このようにDPDKのconfigファイルで機能の有効化をすることができます。この他にも「DPDKで利用するリソースの上限」も設定ファイルで指定します。以下はDPDKアプリケーションで使用可能なポート数の上限を64に変更する例です。

▼ dpdk-version/config/common_base
・・・
#CONFIG_RTE_MAX_ETHPORTS=32
CONFIG_RTE_MAX_ETHPORTS=64
・・・

DPDKのconfigファイルで可能な設定の一部を以下に示します。

DPDKの設定項目(一部)
設定 デフォルト値 説明
CONFIG_RTE_MAX_LCORE 128 使用可能なCPUコア数の上限値
CONFIG_RTE_MEMPOOL_CACHE_MAX_SIZE 512 DPDKのメモリプールで使用するキャッシュの上限値
CONFIG_RTE_MAX_ETHPORTS 32 使用可能なポート数の上限値
CONFIG_RTE_MAX_QUEUES_PER_PORT 1024 使用可能なポート毎のキュー数の上限値
CONFIG_RTE_LIBRTE_ETHDEV_DEBUG n 'y'を設定すると、パケット処理用API内のデバックログを有効化してコンパイルする
CONFIG_RTE_LIBRTE_IGB_PMD y 'n'を設定すると、IGB-PMDを無効化してコンパイルする
CONFIG_RTE_LIBRTE_IXGBE_PMD y 'n'を設定すると、IXGBE-PMDを無効化してコンパイルする
CONFIG_RTE_LIBRTE_IXGBE_DEBUG_RX n 'y'を設定すると、IXGBE-PMDの受信処理内に組み込まれているデバックログを有効化してコンパイルする
CONFIG_RTE_LIBRTE_IXGBE_DEBUG_TX n 'y'を設定すると、IXGBE-PMDの送信処理内に組み込まれているデバックログを有効化してコンパイルする
CONFIG_RTE_LIBRTE_PMD_PCAP n 'y'を設定すると、PCAP-PMDを有効化してコンパイルする
CONFIG_RTE_LIBRTE_VIRTIO_PMD y 'n'を設定すると、VIRTIO-PMDを無効化してコンパイルする
CONFIG_RTE_BUILD_SHARED_LIB n 'n'を設定すると、DPDKを静的ライブラリでコンパイルする。'y'を設定すると、DPDKを共有ライブラリでコンパイルする。(※6)

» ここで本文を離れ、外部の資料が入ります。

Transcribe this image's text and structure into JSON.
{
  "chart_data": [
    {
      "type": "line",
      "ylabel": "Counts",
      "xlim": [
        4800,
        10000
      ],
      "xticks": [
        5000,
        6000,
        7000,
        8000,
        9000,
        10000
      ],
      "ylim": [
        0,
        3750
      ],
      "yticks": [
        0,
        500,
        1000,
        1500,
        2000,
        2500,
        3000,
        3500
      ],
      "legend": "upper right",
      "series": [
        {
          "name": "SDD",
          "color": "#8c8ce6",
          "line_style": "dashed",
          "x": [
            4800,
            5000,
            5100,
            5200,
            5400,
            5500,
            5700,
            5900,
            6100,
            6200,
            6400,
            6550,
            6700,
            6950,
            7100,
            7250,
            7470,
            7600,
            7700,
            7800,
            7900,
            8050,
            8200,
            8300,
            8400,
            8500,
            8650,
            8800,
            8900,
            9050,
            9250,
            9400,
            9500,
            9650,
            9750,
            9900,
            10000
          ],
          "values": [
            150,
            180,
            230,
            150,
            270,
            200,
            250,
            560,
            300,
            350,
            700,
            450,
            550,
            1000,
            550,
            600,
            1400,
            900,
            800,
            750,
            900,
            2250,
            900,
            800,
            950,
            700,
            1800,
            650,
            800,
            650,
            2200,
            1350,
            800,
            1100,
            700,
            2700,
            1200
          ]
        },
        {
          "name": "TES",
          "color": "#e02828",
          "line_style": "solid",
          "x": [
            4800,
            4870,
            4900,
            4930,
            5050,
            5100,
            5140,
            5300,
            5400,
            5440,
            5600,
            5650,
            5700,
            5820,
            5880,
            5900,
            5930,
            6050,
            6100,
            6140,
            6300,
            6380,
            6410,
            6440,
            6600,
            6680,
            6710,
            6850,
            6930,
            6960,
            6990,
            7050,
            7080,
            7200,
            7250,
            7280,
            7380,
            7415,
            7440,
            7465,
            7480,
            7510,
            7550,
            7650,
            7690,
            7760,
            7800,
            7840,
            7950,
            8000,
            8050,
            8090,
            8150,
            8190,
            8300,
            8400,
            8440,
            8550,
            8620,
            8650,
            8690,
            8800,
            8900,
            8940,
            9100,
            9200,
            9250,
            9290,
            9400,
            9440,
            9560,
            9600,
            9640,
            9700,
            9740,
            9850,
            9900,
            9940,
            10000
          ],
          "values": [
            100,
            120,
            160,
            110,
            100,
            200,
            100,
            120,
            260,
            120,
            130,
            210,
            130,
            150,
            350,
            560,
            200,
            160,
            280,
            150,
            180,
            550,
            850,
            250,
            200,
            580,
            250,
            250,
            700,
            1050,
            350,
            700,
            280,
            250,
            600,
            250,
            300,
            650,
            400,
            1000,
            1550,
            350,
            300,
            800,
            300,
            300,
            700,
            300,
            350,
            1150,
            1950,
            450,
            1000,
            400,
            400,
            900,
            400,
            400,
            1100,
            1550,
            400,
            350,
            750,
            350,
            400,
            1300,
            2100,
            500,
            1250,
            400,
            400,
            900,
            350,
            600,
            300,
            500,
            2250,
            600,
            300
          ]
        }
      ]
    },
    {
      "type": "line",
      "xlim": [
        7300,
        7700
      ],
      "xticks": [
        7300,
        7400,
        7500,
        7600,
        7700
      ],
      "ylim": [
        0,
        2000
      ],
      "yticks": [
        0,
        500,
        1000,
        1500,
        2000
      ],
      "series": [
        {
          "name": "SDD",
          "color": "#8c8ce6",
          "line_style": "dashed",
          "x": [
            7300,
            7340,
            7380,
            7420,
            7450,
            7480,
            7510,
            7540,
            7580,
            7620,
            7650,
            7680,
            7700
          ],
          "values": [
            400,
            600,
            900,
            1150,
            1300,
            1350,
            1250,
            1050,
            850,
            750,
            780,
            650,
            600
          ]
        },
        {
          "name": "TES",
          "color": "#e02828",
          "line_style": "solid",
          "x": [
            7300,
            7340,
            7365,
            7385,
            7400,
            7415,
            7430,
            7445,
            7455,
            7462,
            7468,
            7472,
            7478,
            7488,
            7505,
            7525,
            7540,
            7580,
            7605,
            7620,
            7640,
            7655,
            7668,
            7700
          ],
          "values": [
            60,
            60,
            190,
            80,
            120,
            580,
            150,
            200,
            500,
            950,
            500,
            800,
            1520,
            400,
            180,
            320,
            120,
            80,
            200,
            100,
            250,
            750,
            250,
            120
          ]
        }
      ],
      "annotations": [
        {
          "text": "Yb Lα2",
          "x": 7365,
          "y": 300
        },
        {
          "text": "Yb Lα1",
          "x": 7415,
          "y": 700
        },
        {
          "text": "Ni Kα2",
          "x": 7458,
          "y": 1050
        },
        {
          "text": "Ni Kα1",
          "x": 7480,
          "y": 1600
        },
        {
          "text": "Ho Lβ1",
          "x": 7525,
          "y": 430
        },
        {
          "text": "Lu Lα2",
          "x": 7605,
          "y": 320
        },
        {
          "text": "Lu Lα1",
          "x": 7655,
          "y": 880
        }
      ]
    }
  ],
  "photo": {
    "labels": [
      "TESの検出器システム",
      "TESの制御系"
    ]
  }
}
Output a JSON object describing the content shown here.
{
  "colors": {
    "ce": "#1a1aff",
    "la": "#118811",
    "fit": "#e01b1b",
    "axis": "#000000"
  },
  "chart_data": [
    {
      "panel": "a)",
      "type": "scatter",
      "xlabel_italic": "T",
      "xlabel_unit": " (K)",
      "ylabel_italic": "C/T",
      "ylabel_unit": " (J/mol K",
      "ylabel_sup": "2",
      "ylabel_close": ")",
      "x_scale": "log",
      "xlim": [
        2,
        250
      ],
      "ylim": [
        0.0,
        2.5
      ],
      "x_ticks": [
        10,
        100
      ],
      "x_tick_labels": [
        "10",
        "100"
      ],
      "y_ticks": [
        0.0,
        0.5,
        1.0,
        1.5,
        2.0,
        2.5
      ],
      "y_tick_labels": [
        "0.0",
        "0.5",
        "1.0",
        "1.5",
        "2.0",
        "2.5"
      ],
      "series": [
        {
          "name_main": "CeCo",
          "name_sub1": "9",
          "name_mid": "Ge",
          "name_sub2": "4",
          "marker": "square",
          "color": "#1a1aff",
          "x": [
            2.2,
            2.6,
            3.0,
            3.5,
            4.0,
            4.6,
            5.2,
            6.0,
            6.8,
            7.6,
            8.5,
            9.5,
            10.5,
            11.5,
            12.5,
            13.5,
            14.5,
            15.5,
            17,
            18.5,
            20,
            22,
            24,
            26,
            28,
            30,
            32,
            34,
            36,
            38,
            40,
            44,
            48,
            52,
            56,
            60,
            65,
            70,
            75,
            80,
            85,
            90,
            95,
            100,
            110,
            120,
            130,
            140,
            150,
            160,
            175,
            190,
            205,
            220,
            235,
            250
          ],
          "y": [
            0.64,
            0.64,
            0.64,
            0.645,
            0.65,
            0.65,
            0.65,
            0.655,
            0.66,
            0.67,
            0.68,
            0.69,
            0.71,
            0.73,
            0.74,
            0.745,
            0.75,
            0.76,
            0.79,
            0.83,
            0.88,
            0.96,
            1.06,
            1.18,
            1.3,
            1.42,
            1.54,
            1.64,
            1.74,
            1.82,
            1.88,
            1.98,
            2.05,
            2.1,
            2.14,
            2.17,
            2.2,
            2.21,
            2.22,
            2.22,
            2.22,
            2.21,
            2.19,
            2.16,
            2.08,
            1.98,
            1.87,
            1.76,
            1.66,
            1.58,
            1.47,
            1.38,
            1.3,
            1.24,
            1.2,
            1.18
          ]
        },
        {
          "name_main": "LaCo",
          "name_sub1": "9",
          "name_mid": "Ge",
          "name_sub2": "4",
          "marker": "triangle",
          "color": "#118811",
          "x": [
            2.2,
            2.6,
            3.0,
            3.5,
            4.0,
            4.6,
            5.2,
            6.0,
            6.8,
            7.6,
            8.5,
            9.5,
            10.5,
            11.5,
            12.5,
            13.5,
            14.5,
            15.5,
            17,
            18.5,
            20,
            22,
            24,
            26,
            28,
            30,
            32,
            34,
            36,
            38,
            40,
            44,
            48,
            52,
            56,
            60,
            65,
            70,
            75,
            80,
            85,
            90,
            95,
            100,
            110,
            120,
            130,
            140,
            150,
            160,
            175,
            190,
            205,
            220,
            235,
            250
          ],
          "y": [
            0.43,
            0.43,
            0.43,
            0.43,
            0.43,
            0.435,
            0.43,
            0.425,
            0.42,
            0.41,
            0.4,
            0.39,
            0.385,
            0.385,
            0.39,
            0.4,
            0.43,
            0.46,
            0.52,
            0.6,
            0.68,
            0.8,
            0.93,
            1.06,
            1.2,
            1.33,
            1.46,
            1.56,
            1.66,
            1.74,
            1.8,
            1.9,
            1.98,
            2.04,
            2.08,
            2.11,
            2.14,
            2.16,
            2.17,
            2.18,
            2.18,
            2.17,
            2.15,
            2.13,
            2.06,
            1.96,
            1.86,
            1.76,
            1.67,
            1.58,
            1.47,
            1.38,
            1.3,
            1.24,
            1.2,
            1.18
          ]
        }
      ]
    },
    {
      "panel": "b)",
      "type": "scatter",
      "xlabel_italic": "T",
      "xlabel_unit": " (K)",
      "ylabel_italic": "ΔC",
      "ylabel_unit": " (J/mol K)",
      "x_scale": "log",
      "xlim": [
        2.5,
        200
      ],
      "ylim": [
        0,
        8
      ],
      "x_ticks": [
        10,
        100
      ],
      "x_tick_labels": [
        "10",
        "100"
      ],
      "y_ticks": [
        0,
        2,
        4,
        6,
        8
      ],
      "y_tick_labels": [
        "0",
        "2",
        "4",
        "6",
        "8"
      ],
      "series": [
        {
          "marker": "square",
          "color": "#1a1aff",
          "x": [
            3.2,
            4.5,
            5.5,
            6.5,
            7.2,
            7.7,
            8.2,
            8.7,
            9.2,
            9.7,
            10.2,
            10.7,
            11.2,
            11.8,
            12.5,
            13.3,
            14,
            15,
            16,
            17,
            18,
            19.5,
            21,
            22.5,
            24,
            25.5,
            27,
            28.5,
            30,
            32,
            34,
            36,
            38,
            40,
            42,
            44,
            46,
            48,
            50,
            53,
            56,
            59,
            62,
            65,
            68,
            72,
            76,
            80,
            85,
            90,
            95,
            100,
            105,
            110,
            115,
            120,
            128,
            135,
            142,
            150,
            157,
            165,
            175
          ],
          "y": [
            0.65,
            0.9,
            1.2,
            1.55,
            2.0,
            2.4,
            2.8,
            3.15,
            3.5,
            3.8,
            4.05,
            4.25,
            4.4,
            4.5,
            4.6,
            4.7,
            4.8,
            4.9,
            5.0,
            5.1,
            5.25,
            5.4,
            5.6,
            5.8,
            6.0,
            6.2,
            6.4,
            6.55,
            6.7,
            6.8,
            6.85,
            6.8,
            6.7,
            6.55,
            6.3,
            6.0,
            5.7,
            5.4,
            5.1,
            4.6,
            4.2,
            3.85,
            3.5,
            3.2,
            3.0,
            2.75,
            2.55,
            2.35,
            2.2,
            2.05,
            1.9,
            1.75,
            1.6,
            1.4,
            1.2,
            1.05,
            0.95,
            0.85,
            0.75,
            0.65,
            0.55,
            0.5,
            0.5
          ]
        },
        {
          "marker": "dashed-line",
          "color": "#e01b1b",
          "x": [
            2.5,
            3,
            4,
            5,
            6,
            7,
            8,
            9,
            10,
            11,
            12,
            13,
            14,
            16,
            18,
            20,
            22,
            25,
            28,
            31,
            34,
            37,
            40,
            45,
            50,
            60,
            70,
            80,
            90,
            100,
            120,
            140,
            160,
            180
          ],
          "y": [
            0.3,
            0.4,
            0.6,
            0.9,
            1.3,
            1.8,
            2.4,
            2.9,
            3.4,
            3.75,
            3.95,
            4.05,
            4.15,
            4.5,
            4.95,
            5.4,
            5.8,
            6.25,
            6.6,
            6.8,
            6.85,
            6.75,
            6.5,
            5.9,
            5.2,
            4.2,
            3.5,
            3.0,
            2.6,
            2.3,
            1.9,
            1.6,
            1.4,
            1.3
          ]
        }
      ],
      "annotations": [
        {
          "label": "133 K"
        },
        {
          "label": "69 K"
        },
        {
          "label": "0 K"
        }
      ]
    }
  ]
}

DPDKで使用する機能を有効化したりリソースの上限値を調節することができます。適宜必要な設定を行い、再コンパイルしてください。

※6 静的ライブラリと共有ライブラリ
ライブラリにはプログラム内に静的に組み込む「静的ライブラリ」と、プログラム実行時に動的に呼び出す「共有ライブラリ」の2種類あります。また、実行ファイルに静的ライブラリを組み込むことを「スタティックリンク」、プログラムを実行する時にライブラリを呼び出すことを「ダイナミックリンク」と呼びます。DPDKライブラリはどちらの形式にも対応できます。違いに関して、以下に示します。


リンク方法 メリット デメリット
スタティックリンク ライブラリの呼び出しが早い。 アプリケーションのサイズが大きい。
ダイナミックリンク アプリケーションのサイズが小さくなるため、プロセス起動が早い。 動的にライブラリを呼び出すため、初回のライブラリ呼び出しに時間がかかる。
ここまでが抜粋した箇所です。